| Albert
Camus: The Myth of Sisyphus Edited and Excerpted by Andres
Duany
Sisyphus ceaselessly rolling a rock to the top of a mountain, whence
the stone would fall back of its own weight. There is no more dreadful
punishment than futile and hopeless labor.
This is the price that must be paid for the passions of this earth.
Sisyphus watches the stone rush down in a few moments toward that
lower world whence he will have to push it up again toward the summit.

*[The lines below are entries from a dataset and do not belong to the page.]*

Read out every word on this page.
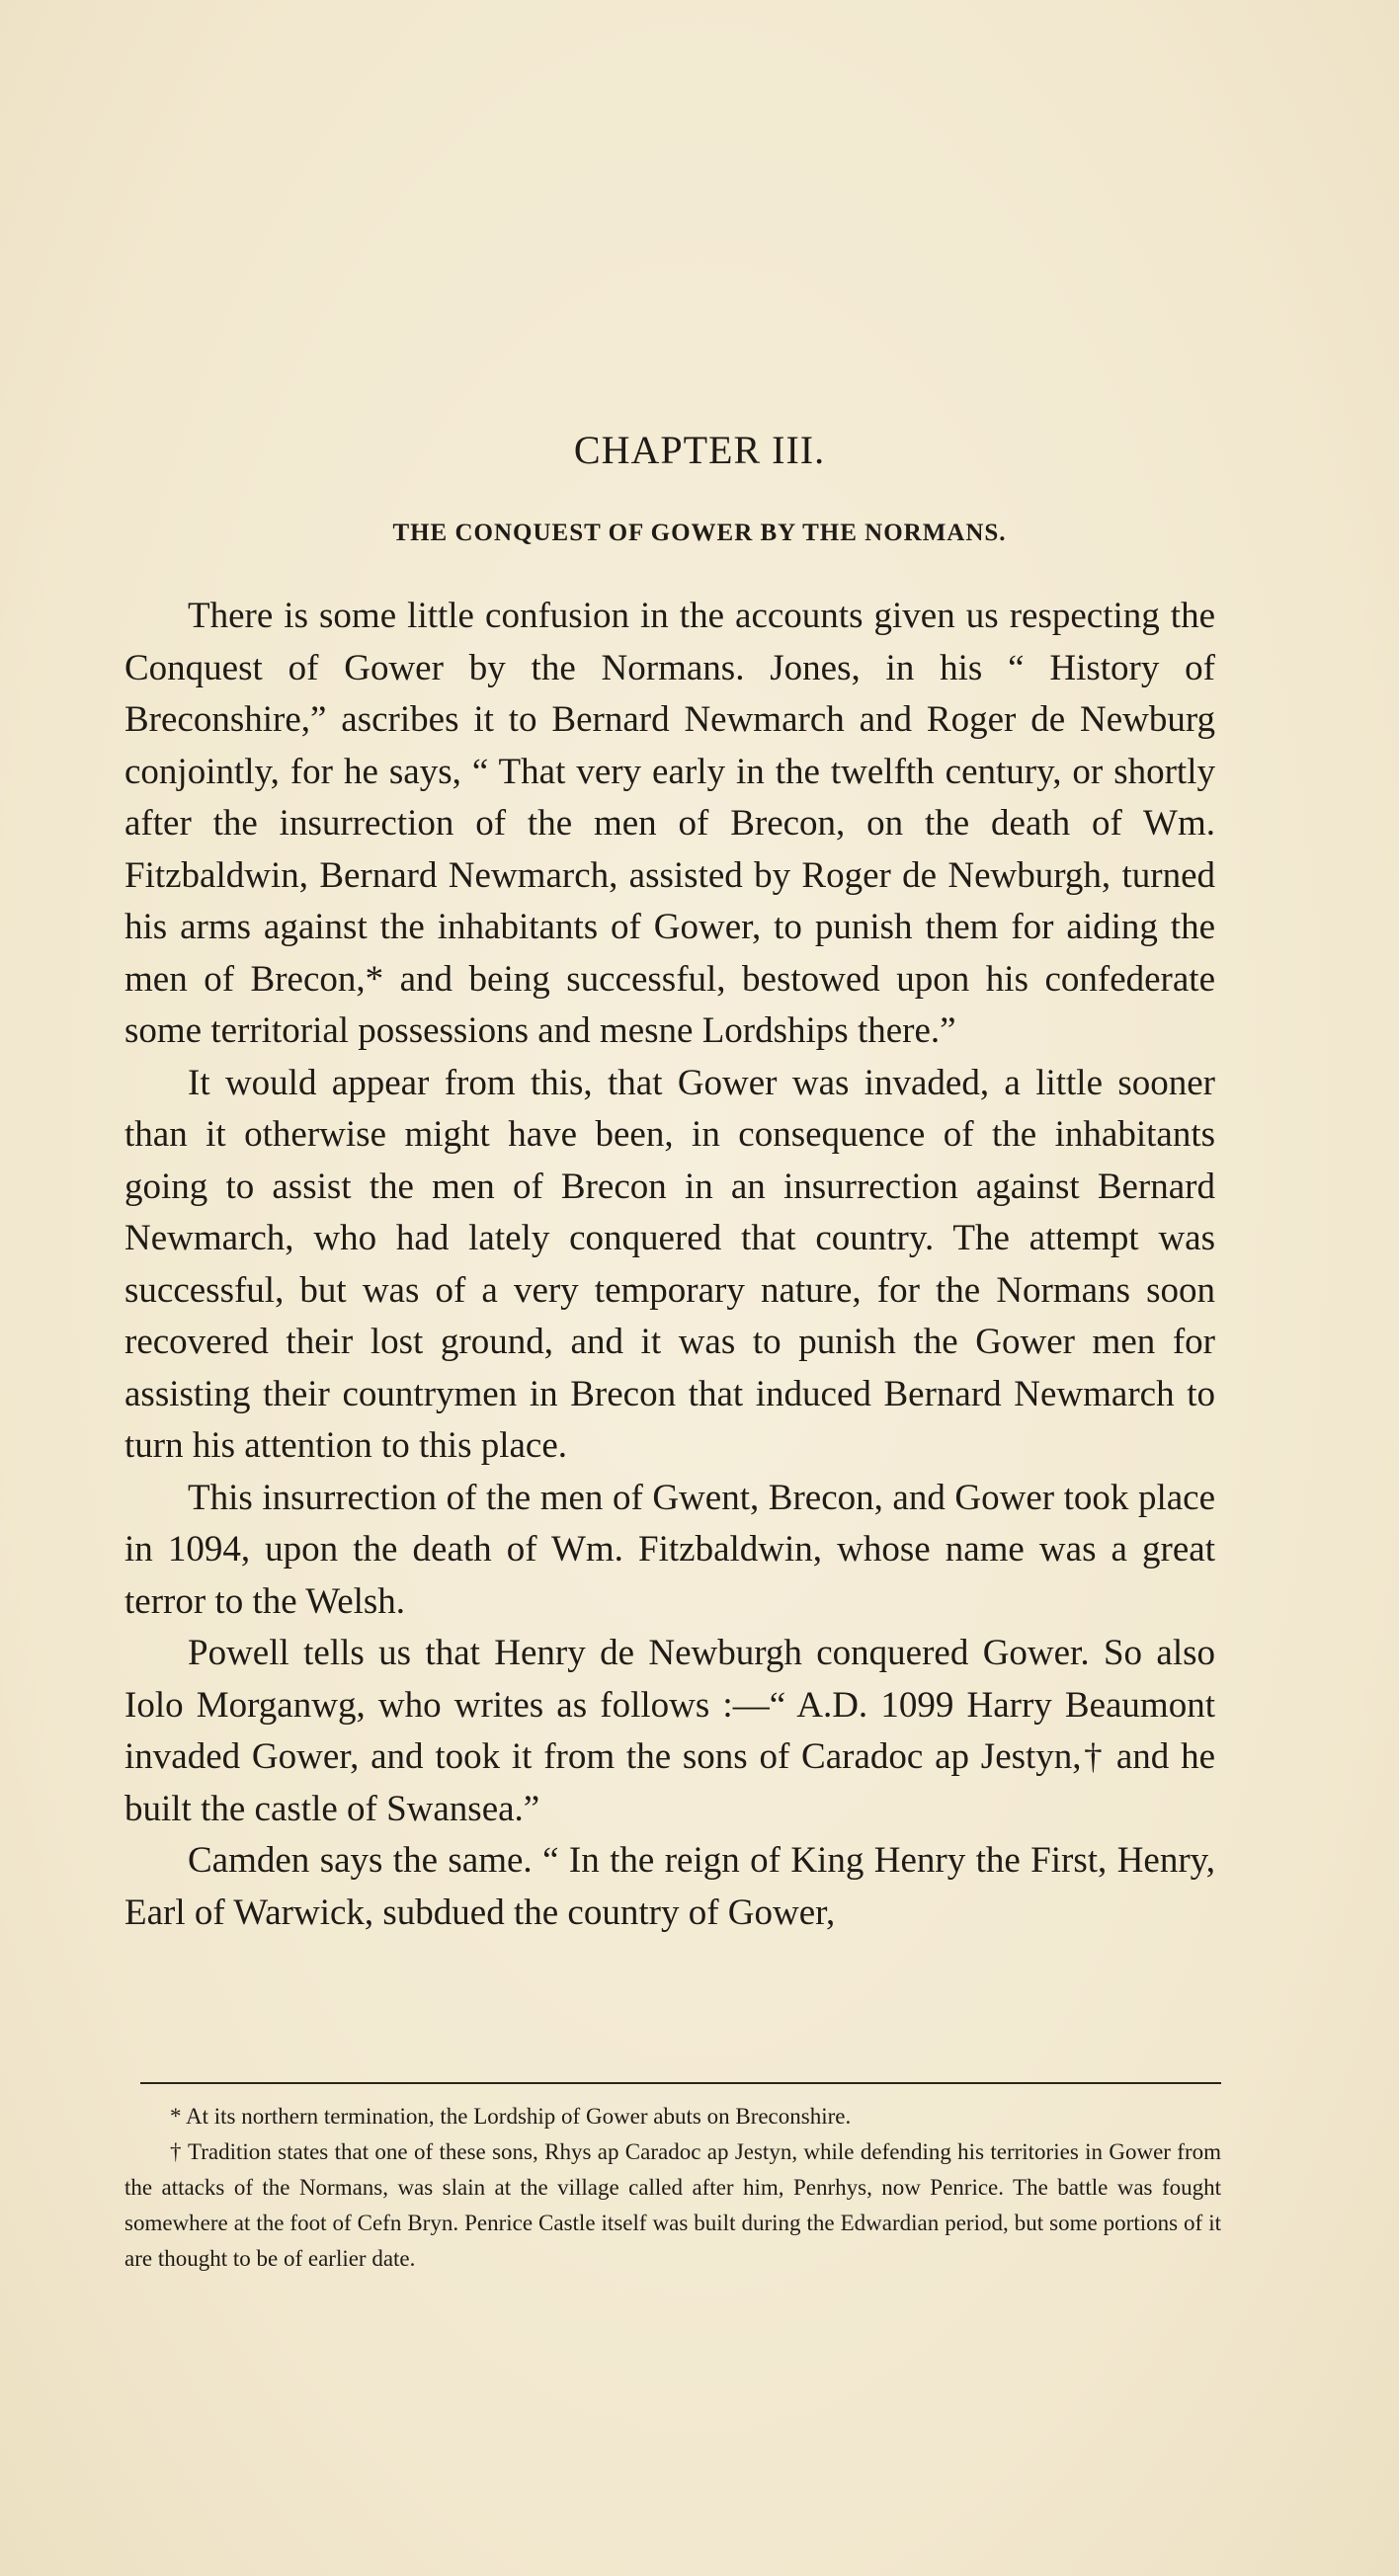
CHAPTER III.
THE CONQUEST OF GOWER BY THE NORMANS.

There is some little confusion in the accounts given us respecting the Conquest of Gower by the Normans. Jones, in his “ History of Breconshire,” ascribes it to Bernard Newmarch and Roger de Newburg conjointly, for he says, “ That very early in the twelfth century, or shortly after the insurrection of the men of Brecon, on the death of Wm. Fitzbaldwin, Bernard Newmarch, assisted by Roger de Newburgh, turned his arms against the inhabitants of Gower, to punish them for aiding the men of Brecon,* and being successful, bestowed upon his confederate some territorial possessions and mesne Lordships there.”

It would appear from this, that Gower was invaded, a little sooner than it otherwise might have been, in consequence of the inhabitants going to assist the men of Brecon in an insurrection against Bernard Newmarch, who had lately conquered that country. The attempt was successful, but was of a very temporary nature, for the Normans soon recovered their lost ground, and it was to punish the Gower men for assisting their countrymen in Brecon that induced Bernard Newmarch to turn his attention to this place.

This insurrection of the men of Gwent, Brecon, and Gower took place in 1094, upon the death of Wm. Fitzbaldwin, whose name was a great terror to the Welsh.

Powell tells us that Henry de Newburgh conquered Gower. So also Iolo Morganwg, who writes as follows :—“ A.D. 1099 Harry Beaumont invaded Gower, and took it from the sons of Caradoc ap Jestyn,† and he built the castle of Swansea.”

Camden says the same. “ In the reign of King Henry the First, Henry, Earl of Warwick, subdued the country of Gower,

* At its northern termination, the Lordship of Gower abuts on Breconshire.

† Tradition states that one of these sons, Rhys ap Caradoc ap Jestyn, while defending his territories in Gower from the attacks of the Normans, was slain at the village called after him, Penrhys, now Penrice. The battle was fought somewhere at the foot of Cefn Bryn. Penrice Castle itself was built during the Edwardian period, but some portions of it are thought to be of earlier date.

He goes back down to the plain. It is during that return, that pause,
that Sisyphus interests me. I see that man going back down with
a heavy yet measured step toward the torment of which he will never
know the end. That hour like a breathing-space which returns as
surely as his suffering, that is the hour of consciousness. At each
of those moments when he leaves the heights and he is superior to
his fate. He is stronger than his rock. If this myth is tragic,
that is because its hero is conscious. Where would his torture be,
indeed, if at every step the hope of succeeding upheld him? The
lucidity that was to constitute his torture at the same time crowns
his victory. There is no fate that cannot be surmounted by scorn.
All Sisyphus' silent joy is contained therein. His fate belongs
to him.
I leave Sisyphus at the foot of the mountain! Sisyphus teaches
the higher fidelity that negates the gods and raises rocks. The
struggle itself toward the heights is enough to fill the heart.
One finds one's burden. One must imagine Sisyphus happy.